Photo of Simon BirminghamSimon Birmingham (SA, Liberal Party) Share this | Hansard source

Indeed, Senator Cormann, nobody can trust a word they have to say on this issue because their record, their form, is very clear: broken words and broken promises, time and time again. We indeed have the letter from the Prime Minister to the private health insurance industry association, but he was backed up by the words of the then shadow health minister and now minister, Nicola Roxon. The minister, then shadow minister, at the Australian Health Insurance Association conference on 10 October 2007, made it very clear:

This is why we have committed to the current system of private health insurance incentives—including the package of rebates, the Lifetime Health Cover and the surcharge.
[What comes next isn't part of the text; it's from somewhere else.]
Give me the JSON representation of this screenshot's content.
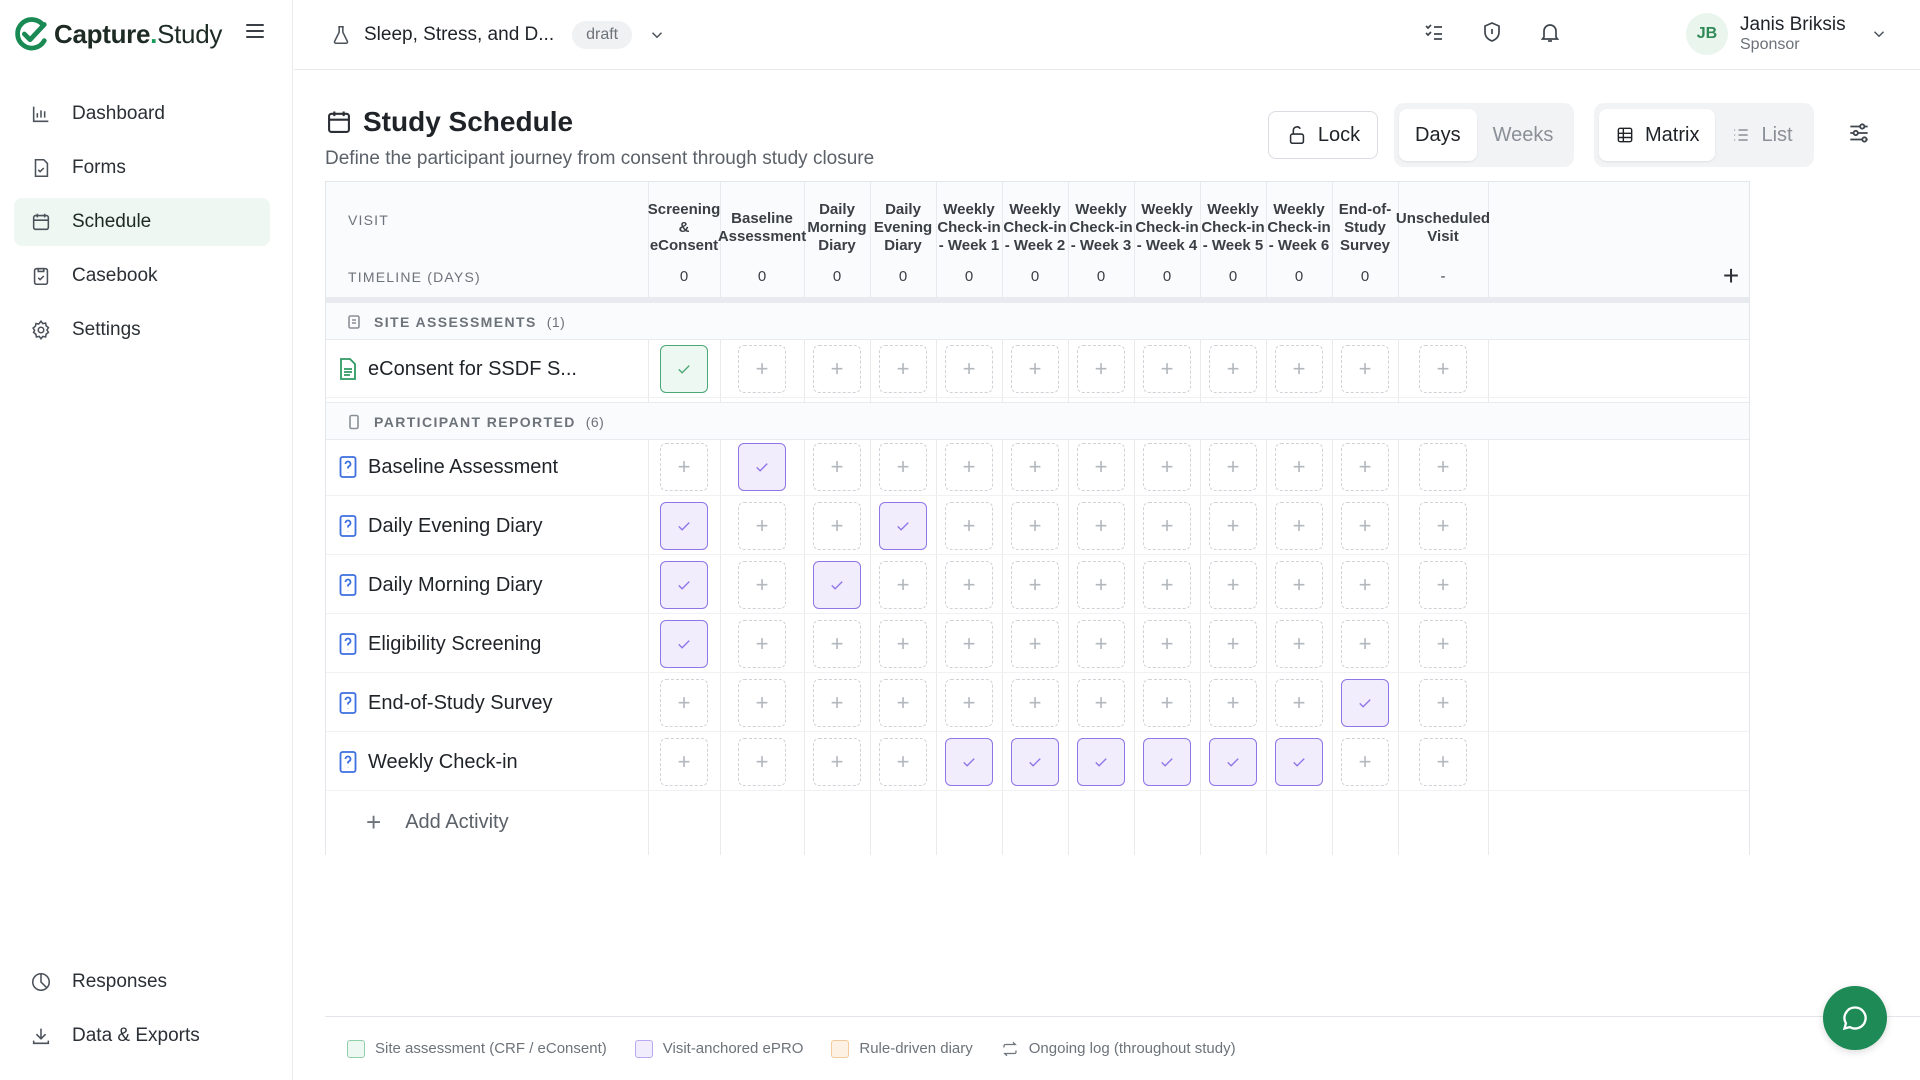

Labor understands that people with private health insurance – now around 9 million Australians—have factored the rebate into their budgets and we won’t take this support away

That is what the now minister had to say before the election: ‘We won’t take this support away.’ Well, so much for her word. So much for what she stood up there and told the health insurance industry and ordinary Australians, because ‘take this support away’ is what they are doing. So much for those Australians, many of those nine million Australians who will be affected by this measure if it passes, who, to use the now minister’s words, factored the rebate into their budgets.

This government likes to talk about helping working families. It likes to talk about helping households along the way. It likes to talk about how it is helping people with the pressures in their lives. Well, there is no evidence of that—no evidence of that at all. The government is certainly not helping people with their budgets, because, if people have factored this rebate into their budgets, they are about to get one hell of a shock when this rebate is taken away from them and they find they are going to be paying more.

Everybody involved in private health insurance will be paying more because of this. It is not just those who might lose the rebate; it is every person who takes out private health insurance who, over time, will face the cost pressure of rising premiums.